Wendy’s International Inc. today announced it will focus more attention on younger consumers in an effort to increase sales after experiencing declines in sales at restaurants open at least a year for the first time in 18 years, the Associated Press reports.

The company will start selling breakfast food in 2007 after tests this year, plans to introduce new salads and deli sandwiches, and test double-melt cheeseburgers, 99-cent chicken sandwiches, and a vanilla Frosty, instead of the traditional chocolate, executives told analysts at a meeting in New York. The company also plans to cut labor and supply costs at restaurants.

“While our customers desire great-tasting food, prepared fast and at a good value, each divergent group wants something very different from us,” chief marketing officer Ian Rowden said of the need to focus on the
16- to 28-year-olds. “Although we are meeting many of the needs, we have learned we have an opportunity within an important growth engine in our industry.”

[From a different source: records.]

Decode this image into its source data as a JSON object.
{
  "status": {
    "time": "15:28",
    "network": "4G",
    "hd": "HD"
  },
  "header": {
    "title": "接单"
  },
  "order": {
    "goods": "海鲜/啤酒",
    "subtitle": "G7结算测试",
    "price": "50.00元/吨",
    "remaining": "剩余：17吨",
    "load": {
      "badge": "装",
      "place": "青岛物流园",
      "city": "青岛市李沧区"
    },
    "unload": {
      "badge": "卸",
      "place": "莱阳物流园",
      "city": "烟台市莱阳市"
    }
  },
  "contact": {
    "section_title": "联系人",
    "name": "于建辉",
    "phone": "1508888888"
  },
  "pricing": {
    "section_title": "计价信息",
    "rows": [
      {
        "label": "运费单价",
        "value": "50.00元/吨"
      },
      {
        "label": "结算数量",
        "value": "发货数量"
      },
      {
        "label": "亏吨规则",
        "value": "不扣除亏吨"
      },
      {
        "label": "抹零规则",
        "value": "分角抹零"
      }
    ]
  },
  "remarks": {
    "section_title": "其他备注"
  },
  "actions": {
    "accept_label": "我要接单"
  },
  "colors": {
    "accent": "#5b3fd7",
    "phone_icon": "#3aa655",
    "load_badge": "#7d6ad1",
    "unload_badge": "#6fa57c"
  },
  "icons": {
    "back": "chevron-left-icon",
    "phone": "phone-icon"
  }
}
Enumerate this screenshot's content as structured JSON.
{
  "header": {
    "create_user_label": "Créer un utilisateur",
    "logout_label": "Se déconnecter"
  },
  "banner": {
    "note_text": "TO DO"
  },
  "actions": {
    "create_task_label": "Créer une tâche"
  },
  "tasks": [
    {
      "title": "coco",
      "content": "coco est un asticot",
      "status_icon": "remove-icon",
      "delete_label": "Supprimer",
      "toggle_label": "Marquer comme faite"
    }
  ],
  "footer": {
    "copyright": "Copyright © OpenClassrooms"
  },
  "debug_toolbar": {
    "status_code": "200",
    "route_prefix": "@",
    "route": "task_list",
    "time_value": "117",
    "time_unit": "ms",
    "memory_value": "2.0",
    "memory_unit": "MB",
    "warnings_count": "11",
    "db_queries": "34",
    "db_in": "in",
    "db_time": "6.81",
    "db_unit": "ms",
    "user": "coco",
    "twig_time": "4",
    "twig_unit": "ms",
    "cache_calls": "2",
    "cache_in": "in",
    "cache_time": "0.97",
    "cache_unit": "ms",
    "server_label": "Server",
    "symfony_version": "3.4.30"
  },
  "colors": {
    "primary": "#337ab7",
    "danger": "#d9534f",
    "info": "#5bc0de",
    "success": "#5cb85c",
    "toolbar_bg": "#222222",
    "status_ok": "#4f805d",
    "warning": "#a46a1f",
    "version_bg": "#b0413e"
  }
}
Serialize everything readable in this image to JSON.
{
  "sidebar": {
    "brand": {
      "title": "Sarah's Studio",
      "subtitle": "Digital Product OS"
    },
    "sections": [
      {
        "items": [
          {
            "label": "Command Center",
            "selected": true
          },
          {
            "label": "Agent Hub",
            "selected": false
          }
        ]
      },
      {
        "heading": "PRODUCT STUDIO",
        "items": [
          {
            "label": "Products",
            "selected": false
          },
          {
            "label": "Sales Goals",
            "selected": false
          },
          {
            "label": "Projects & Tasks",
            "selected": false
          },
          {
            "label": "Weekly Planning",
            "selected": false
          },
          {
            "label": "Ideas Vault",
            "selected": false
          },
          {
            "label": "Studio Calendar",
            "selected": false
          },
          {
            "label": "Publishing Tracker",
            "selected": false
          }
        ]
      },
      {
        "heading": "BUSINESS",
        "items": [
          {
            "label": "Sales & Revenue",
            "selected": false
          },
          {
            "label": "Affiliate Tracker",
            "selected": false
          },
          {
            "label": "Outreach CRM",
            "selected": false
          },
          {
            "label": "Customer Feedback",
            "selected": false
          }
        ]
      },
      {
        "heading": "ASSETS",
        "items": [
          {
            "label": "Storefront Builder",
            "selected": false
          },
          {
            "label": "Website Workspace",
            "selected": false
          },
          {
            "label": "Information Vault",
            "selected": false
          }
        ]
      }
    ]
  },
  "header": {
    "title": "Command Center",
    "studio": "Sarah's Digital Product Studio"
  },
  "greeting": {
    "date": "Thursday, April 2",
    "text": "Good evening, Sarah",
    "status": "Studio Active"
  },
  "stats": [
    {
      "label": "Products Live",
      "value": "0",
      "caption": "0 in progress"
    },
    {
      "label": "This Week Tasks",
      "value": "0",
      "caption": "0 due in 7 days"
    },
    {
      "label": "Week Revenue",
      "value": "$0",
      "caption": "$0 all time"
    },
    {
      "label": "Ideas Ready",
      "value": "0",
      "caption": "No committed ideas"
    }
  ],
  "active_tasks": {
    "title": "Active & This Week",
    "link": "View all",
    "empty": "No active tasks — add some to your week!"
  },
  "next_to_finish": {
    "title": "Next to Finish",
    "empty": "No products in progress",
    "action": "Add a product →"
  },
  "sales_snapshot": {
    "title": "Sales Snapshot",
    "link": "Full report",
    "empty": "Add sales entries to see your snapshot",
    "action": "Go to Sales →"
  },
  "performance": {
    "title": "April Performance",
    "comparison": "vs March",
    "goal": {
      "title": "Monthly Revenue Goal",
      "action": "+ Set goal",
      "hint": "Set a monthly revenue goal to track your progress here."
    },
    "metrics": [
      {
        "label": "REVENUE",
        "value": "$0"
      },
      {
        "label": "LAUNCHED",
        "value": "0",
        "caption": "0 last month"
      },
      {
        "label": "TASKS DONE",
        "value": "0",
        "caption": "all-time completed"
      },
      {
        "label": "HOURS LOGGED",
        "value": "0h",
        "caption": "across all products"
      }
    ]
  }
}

The partial stock offering of its Tim Hortons chain remains set for March with the rest of the coffee-and-doughnut chain to be spun off to shareholders in nine to 18 months, the company told the AP.

Sales at Wendy’s locations open at least one year fell 3.7 percent in 2005. The company blames part of that decline on a hoax by a woman who said she found part of a finger in a bowl of chili, a claim that took several weeks to discredit.